The Department of Public Safety’s annual reports for 2020-21 and 2021-22 do not disclose the tracking of New Brunswickers’ movements between health zones.
Jutras said the information gathered was reported to the provincial cabinet “and relevant partners and stakeholders.”
The department did not say why the programs were never disclosed to the public.
Jutras said the department has been consulting stakeholders since 2024 about potential revisions to provincial security policies, given the “increasingly complex risk environment,” including threats to democratic institutions and public officials.
Tremblay turned down an interview request from CBC News about his 2021 complaint to the ombud, which he sent as he was being forced out of his job by the Higgs government.

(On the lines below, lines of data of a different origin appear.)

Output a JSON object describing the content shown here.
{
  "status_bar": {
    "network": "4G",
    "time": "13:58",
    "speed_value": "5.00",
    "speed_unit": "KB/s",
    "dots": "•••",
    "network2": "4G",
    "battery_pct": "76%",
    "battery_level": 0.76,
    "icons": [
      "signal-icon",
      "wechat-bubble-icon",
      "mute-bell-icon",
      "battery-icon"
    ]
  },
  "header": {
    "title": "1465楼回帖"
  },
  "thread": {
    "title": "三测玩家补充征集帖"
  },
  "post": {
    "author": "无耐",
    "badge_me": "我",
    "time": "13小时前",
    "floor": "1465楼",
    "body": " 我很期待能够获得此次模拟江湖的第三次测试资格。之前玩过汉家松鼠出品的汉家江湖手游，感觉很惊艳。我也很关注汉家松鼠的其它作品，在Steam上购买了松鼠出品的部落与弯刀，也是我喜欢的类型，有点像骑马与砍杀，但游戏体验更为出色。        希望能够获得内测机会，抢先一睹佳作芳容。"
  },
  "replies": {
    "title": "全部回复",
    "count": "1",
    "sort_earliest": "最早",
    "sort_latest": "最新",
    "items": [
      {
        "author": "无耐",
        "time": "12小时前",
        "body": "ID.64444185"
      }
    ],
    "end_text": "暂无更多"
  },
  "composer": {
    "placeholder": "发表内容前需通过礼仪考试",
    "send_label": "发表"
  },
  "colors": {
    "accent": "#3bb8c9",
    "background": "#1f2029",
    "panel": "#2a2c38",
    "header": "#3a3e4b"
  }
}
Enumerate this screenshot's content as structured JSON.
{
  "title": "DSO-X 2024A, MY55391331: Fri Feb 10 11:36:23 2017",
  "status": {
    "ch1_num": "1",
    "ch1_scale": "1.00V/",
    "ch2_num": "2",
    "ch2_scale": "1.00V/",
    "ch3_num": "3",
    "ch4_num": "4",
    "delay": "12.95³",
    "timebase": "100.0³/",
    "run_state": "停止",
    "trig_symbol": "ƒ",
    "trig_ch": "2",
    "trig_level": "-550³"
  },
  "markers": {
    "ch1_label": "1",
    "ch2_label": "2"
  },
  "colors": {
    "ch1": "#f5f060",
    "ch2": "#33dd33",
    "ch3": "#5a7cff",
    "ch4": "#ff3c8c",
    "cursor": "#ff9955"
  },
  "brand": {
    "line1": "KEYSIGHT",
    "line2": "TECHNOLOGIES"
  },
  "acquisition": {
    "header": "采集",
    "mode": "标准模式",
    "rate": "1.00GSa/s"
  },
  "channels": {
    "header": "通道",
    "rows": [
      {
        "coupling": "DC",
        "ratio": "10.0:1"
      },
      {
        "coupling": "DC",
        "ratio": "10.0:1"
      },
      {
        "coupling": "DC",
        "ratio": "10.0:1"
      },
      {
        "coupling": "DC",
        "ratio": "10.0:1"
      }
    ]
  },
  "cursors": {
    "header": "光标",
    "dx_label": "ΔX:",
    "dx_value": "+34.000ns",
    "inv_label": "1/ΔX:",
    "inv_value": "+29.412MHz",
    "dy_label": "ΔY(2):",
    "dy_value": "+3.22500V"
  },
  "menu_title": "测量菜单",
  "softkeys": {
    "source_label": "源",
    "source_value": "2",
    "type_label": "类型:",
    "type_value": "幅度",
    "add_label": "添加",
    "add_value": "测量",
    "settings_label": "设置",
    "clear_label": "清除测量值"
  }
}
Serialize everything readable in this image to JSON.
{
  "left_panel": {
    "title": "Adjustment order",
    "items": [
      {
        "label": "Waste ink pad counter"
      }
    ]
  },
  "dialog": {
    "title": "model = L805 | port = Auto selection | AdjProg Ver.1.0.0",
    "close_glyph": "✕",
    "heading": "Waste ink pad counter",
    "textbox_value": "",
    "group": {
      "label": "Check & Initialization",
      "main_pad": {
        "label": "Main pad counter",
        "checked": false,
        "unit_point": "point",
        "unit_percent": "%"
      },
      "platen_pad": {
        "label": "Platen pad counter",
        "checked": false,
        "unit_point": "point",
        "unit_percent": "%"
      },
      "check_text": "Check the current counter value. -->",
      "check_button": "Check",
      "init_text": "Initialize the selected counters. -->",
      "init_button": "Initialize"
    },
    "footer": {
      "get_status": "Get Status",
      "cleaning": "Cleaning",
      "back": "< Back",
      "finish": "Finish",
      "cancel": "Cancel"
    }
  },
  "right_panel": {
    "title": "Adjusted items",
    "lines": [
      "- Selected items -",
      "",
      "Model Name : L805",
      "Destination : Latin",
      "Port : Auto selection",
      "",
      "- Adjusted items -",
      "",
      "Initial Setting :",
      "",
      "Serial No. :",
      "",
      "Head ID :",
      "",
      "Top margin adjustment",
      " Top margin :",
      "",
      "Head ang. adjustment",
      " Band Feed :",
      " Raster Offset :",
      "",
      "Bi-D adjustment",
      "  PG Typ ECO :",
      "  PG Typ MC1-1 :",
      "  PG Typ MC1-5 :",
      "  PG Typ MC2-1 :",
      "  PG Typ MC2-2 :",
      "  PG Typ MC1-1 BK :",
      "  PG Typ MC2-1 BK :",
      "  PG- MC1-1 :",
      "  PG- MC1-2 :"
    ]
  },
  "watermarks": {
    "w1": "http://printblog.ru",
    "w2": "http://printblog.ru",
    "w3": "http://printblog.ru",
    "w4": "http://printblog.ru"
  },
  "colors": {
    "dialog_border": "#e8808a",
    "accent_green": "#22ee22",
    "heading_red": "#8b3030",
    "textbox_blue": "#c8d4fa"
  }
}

RCMP and government officials said objections to the 911 data gathering plan were resolved when they reached a “consensus” on changes that allowed the federal police force to retain control of personal information it gathered.
CBC News asked for interviews with Public Safety Minister Robert Gauvin and with Andrew Easton, the head of the office of the provincial security adviser. Neither was made available.
CBC News submitted an access to information request to the RCMP for Tremblay’s correspondence in May 2022. The force turned over 83 pages of material on March 13, 2026.